Arras berhenti melangkah, Pita kemudian mendahuluinya. "Emangnya gue kelihatan kayak masih suka sama Lea?" Arras bertanya. Pita hanya mengedikkan bahu sambil terus berjalan menuju motor Arras yang sudah terlihat dekat.

"Nggak ada yang perlu lo tutupin kali, Ras," gumam Pita. "Orang yang lagi jatuh cinta itu kelihatan tingkahnya. Beda. Arras hari ini adalah Arras yang gue kenal ketika dia lagi berbunga-bunga. Persis kayak Arras yang satu tahun lalu."

Mendengar ucapan tersebut, Arras kini kembali menyusul langkah Pita, berjalan di sisinya agar dapat mendengar lebih lanjut omongan sahabatnya yang satu itu. "Pantes lo nggak pernah berubat ya, Pit. Dari dulu nggak pernah suka sama siapa-siapa."

Pita terkekeh. Gadis itu berhenti melangkah dan hendak berbalik untuk kemudian mengurungkan niatnya pulang bersama Arras. Senyumnya mengembang tipis. "Bukan nggak pernah suka sama siapa-siapa, tapi karena dari dulu gue masih mencintai satu orang yang sama, Ras.
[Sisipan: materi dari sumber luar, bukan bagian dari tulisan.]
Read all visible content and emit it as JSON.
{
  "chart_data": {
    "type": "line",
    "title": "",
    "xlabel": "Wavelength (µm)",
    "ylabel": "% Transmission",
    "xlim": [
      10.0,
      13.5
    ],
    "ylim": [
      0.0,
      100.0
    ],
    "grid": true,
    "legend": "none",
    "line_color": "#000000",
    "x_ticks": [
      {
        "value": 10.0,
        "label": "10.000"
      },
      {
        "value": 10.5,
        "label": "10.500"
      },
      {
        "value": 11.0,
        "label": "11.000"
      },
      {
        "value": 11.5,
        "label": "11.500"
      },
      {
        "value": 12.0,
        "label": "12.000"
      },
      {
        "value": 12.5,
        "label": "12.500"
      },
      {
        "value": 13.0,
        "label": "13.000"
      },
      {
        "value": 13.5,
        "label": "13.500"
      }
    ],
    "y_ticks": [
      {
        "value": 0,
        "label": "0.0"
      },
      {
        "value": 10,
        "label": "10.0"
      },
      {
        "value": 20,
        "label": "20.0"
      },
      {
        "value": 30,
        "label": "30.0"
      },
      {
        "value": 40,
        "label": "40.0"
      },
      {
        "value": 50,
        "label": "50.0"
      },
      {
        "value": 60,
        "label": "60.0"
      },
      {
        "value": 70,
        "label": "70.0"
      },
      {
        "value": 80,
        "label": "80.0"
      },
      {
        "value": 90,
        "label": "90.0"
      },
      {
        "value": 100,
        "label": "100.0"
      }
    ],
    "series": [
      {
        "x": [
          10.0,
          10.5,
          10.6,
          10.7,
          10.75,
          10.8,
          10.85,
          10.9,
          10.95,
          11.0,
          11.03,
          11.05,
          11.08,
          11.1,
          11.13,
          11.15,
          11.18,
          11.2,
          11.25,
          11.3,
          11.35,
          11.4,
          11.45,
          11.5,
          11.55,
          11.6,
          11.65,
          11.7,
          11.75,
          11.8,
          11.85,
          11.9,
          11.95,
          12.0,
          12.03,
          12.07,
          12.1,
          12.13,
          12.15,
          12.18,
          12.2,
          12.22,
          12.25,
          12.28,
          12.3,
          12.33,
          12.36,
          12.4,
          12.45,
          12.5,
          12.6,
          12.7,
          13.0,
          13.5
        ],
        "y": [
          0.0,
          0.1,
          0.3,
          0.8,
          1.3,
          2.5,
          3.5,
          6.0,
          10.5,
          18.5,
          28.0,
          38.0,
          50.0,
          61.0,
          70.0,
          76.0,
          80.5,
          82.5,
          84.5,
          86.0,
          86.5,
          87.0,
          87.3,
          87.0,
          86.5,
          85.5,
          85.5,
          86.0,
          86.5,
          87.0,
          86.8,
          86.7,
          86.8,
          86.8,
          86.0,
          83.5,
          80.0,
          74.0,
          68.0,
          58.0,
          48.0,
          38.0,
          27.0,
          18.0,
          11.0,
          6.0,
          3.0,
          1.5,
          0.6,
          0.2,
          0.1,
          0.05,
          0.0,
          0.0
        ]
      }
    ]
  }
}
Nggak pernah berubah sampai sekarang."

"Kok gue nggak tau lo suka sama siapa?" tanya Arras. "Bisa-bisanya ya, ada rahasia yang lo sembunyiin dari gue dan Galang?"

Pita mengedikkan bahunya. Gadis itu kini benar-benar melangkah ke lain arah dengan Arras.

"Mau ke mana?!" tanya Arras dengan setengah berteriak. "Nggak jadi pulang sama gue?"

Tanpa berbalik, Pita berteriak balik pada laki-laki itu, "Nggak! Duluan aja!"

Arras mengernyitkan kening. Kenapa Pita tiba-tiba begini? Mana pernah perempuan itu membuang kesempatan untuk mendapat tumpangan ke halte TransJakarta terdekat menuju rumahnya? Bahkan biasanya, kalau tidak mendapat kesempatan pun, Pita selalu memaksa Arras untuk tetap memberikan tumpangan.

Di samping itu pula, kenapa Arras bisa tidak tahu siapa laki-laki yang Pita sukai?

Detik selanjutnya, meski masih memikirkannya, Arras mencoba menangkis pikirannya. Ia bersikeras untuk tak acuh. Laki-laki itu kembali melangkahkan kakinya menuju motornya yang terparkir.

Tak jauh dari motornya, ada motor yang ia duga milik Kallan. Sebab di sana pun ada Kallan bersama seorang mahasiswa baru yang ia tidak tahu siapa namanya. Lama Arras memandangi mereka sambil mengenakan helmnya.

Apakah ini alasanLeana putus dengan Kallan?